Previously, Turner was married to Ike Turner, a bandleader, singer and producer, whom she initially rose to fame with as the musical duo behind The Ike and Tina Turner Revue. They were married in 1962 until their divorce in 1978.
It was a rocky relationship for Turner, who alleged abuse and domestic violence at the hands of her ex-husband.
Turner opened up about her former husband in a 1982 interview with "20/20."
"When he was bitter, he was just real awful and real difficult to get along with and by being a physically violent man, you never knew when you were going to get it," Turner recalled. "My life with Ike was maybe one people are familiar with -- husbands that practice brutality."

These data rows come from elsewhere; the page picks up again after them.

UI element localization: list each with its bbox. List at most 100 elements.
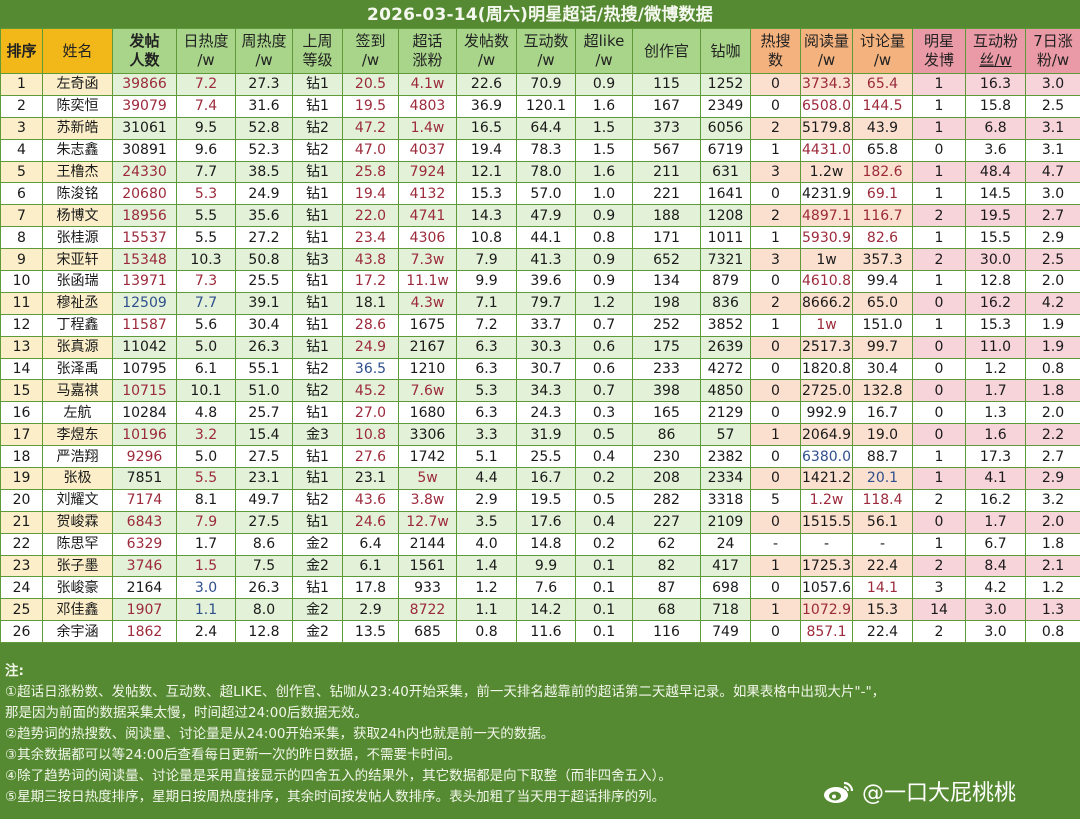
- cell-super-like: 0.8: [575, 226, 633, 250]
- col-header-interactive-fans[interactable]: 互动粉 丝/w: [965, 28, 1026, 74]
- table-row[interactable]: 8 张桂源 15537 5.5 27.2 钻1 23.4 4306 10.8 44.1 0.8 171…: [0, 226, 1080, 250]
- cell-rank: 9: [0, 248, 43, 272]
- table-row[interactable]: 17 李煜东 10196 3.2 15.4 金3 10.8 3306 3.3 31.9 0.5 86 5…: [0, 423, 1080, 447]
- cell-creator: 175: [632, 335, 701, 359]
- table-row[interactable]: 24 张峻豪 2164 3.0 26.3 钻1 17.8 933 1.2 7.6 0.1 87 698 0…: [0, 576, 1080, 600]
- col-header-name[interactable]: 姓名: [42, 28, 113, 74]
- cell-posters: 15348: [112, 248, 177, 272]
- col-header-hot-search[interactable]: 热搜数: [750, 28, 801, 74]
- col-header-reads[interactable]: 阅读量/w: [800, 28, 853, 74]
- cell-rank: 20: [0, 488, 43, 512]
- cell-posts: 1.1: [456, 598, 517, 622]
- cell-fans7: 2.9: [1025, 226, 1080, 250]
- cell-posts: 15.3: [456, 182, 517, 206]
- col-header-level[interactable]: 上周 等级: [292, 28, 343, 74]
- cell-daily-heat: 2.4: [176, 620, 236, 644]
- table-row[interactable]: 22 陈思罕 6329 1.7 8.6 金2 6.4 2144 4.0 14.8 0.2 62 24- -…: [0, 532, 1080, 556]
- table-row[interactable]: 14 张泽禹 10795 6.1 55.1 钻2 36.5 1210 6.3 30.7 0.6 233…: [0, 357, 1080, 381]
- cell-daily-heat: 7.4: [176, 94, 236, 118]
- col-header-weekly-heat[interactable]: 周热度/w: [235, 28, 293, 74]
- cell-super-like: 0.6: [575, 357, 633, 381]
- cell-super-like: 0.3: [575, 401, 633, 425]
- table-row[interactable]: 5 王橹杰 24330 7.7 38.5 钻1 25.8 7924 12.1 78.0 1.6 211…: [0, 160, 1080, 184]
- cell-rank: 23: [0, 554, 43, 578]
- cell-reads: 2064.9: [800, 423, 853, 447]
- cell-level: 钻2: [292, 488, 343, 512]
- cell-fans-gain: 1675: [398, 313, 457, 337]
- table-row[interactable]: 9 宋亚轩 15348 10.3 50.8 钻3 43.8 7.3w 7.9 41.3 0.9 652…: [0, 248, 1080, 272]
- cell-star-posts: 0: [912, 335, 966, 359]
- cell-creator: 116: [632, 620, 701, 644]
- cell-discussions: 99.4: [852, 270, 913, 293]
- table-row[interactable]: 13 张真源 11042 5.0 26.3 钻1 24.9 2167 6.3 30.3 0.6 175…: [0, 335, 1080, 359]
- cell-super-like: 1.2: [575, 291, 633, 315]
- cell-interactions: 44.1: [516, 226, 576, 250]
- col-header-daily-heat[interactable]: 日热度/w: [176, 28, 236, 74]
- cell-posts: 3.3: [456, 423, 517, 447]
- cell-star-posts: 2: [912, 620, 966, 644]
- cell-interactions: 30.3: [516, 335, 576, 359]
- cell-diamond: 2349: [700, 94, 751, 118]
- col-header-fans-gain[interactable]: 超话 涨粉: [398, 28, 457, 74]
- col-header-superlike[interactable]: 超like/w: [575, 28, 633, 74]
- cell-fans7: 2.2: [1025, 423, 1080, 447]
- cell-super-like: 0.7: [575, 313, 633, 337]
- col-header-checkin[interactable]: 签到/w: [342, 28, 399, 74]
- cell-discussions: 16.7: [852, 401, 913, 425]
- cell-fans-gain: 4741: [398, 204, 457, 228]
- cell-reads: 1725.3: [800, 554, 853, 578]
- cell-name: 贺峻霖: [42, 510, 113, 534]
- col-header-posts[interactable]: 发帖数/w: [456, 28, 517, 74]
- table-row[interactable]: 23 张子墨 3746 1.5 7.5 金2 6.1 1561 1.4 9.9 0.1 82 417 1 1…: [0, 554, 1080, 578]
- table-row[interactable]: 1 左奇函 39866 7.2 27.3 钻1 20.5 4.1w 22.6 70.9 0.9 115…: [0, 73, 1080, 96]
- table-row[interactable]: 12 丁程鑫 11587 5.6 30.4 钻1 28.6 1675 7.2 33.7 0.7 252…: [0, 313, 1080, 337]
- col-header-star-posts[interactable]: 明星 发博: [912, 28, 966, 74]
- table-row[interactable]: 16 左航 10284 4.8 25.7 钻1 27.0 1680 6.3 24.3 0.3 165 2…: [0, 401, 1080, 425]
- table-row[interactable]: 20 刘耀文 7174 8.1 49.7 钻2 43.6 3.8w 2.9 19.5 0.5 282 3…: [0, 488, 1080, 512]
- table-row[interactable]: 21 贺峻霖 6843 7.9 27.5 钻1 24.6 12.7w 3.5 17.6 0.4 227…: [0, 510, 1080, 534]
- table-row[interactable]: 19 张极 7851 5.5 23.1 钻1 23.1 5w 4.4 16.7 0.2 208 2334…: [0, 467, 1080, 490]
- table-row[interactable]: 7 杨博文 18956 5.5 35.6 钻1 22.0 4741 14.3 47.9 0.9 188…: [0, 204, 1080, 228]
- cell-diamond: 749: [700, 620, 751, 644]
- cell-fans-gain: 2167: [398, 335, 457, 359]
- col-header-diamond[interactable]: 钻咖: [700, 28, 751, 74]
- col-header-interactions[interactable]: 互动数/w: [516, 28, 576, 74]
- cell-hot-search: 3: [750, 248, 801, 272]
- cell-fans7: 4.2: [1025, 291, 1080, 315]
- cell-star-posts: 2: [912, 554, 966, 578]
- col-header-rank[interactable]: 排序: [0, 28, 43, 74]
- cell-name: 余宇涵: [42, 620, 113, 644]
- cell-fans-gain: 4803: [398, 94, 457, 118]
- table-row[interactable]: 6 陈浚铭 20680 5.3 24.9 钻1 19.4 4132 15.3 57.0 1.0 221…: [0, 182, 1080, 206]
- col-header-discussions[interactable]: 讨论量/w: [852, 28, 913, 74]
- col-header-posters[interactable]: 发帖 人数: [112, 28, 177, 74]
- cell-name: 左航: [42, 401, 113, 425]
- table-row[interactable]: 11 穆祉丞 12509 7.7 39.1 钻1 18.1 4.3w 7.1 79.7 1.2 198…: [0, 291, 1080, 315]
- col-header-creator[interactable]: 创作官: [632, 28, 701, 74]
- cell-checkin: 28.6: [342, 313, 399, 337]
- table-row[interactable]: 18 严浩翔 9296 5.0 27.5 钻1 27.6 1742 5.1 25.5 0.4 230 2…: [0, 445, 1080, 469]
- table-row[interactable]: 25 邓佳鑫 1907 1.1 8.0 金2 2.9 8722 1.1 14.2 0.1 68 718 1…: [0, 598, 1080, 622]
- table-row[interactable]: 10 张函瑞 13971 7.3 25.5 钻1 17.2 11.1w 9.9 39.6 0.9 13…: [0, 270, 1080, 293]
- notes-heading: 注:: [5, 663, 24, 679]
- cell-name: 张函瑞: [42, 270, 113, 293]
- cell-creator: 398: [632, 379, 701, 403]
- cell-creator: 227: [632, 510, 701, 534]
- cell-star-posts: 2: [912, 488, 966, 512]
- col-header-fans-7d[interactable]: 7日涨 粉/w: [1025, 28, 1080, 74]
- table-row[interactable]: 26 余宇涵 1862 2.4 12.8 金2 13.5 685 0.8 11.6 0.1 116 74…: [0, 620, 1080, 644]
- cell-discussions: 132.8: [852, 379, 913, 403]
- cell-discussions: 22.4: [852, 620, 913, 644]
- cell-rank: 15: [0, 379, 43, 403]
- cell-discussions: 182.6: [852, 160, 913, 184]
- cell-reads: 4897.1: [800, 204, 853, 228]
- cell-checkin: 6.4: [342, 532, 399, 556]
- table-row[interactable]: 4 朱志鑫 30891 9.6 52.3 钻2 47.0 4037 19.4 78.3 1.5 567…: [0, 138, 1080, 162]
- cell-super-like: 1.6: [575, 94, 633, 118]
- table-row[interactable]: 2 陈奕恒 39079 7.4 31.6 钻1 19.5 4803 36.9 120.1 1.6 16…: [0, 94, 1080, 118]
- table-row[interactable]: 15 马嘉祺 10715 10.1 51.0 钻2 45.2 7.6w 5.3 34.3 0.7 39…: [0, 379, 1080, 403]
- cell-hot-search: 1: [750, 598, 801, 622]
- table-row[interactable]: 3 苏新皓 31061 9.5 52.8 钻2 47.2 1.4w 16.5 64.4 1.5 373…: [0, 116, 1080, 140]
- cell-fans7: 1.8: [1025, 379, 1080, 403]
- cell-reads: 5179.8: [800, 116, 853, 140]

Turner said she eventually left Ike Turner because she felt she was "living death anyway."
In her Rock & Roll Hall of Fame biography, she revealed that her father had been abusive to the family and that her mother abandoned Turner and her sisters at a young age.
"I had a terrible life. I just kept going," Turner reflected in a 2019 interview with The New York Times. "You just keep going, and you hope that something will come."
Ike Turner died in 2007 and when Turner was asked about her feelings toward her ex-husband, she told the Times, "I don't know if I could ever forgive all that Ike ever did to me."
Despite Turner's many hardships, she still achieved solo success in showbiz, reinventing her career in her 40s with her 1984 album "Private Dancer," which included her no. 1 hit single "What's Love Got To Do With It."
She retired in 2009 and told the Times in 2019 that she had relished no longer having to sing for the public.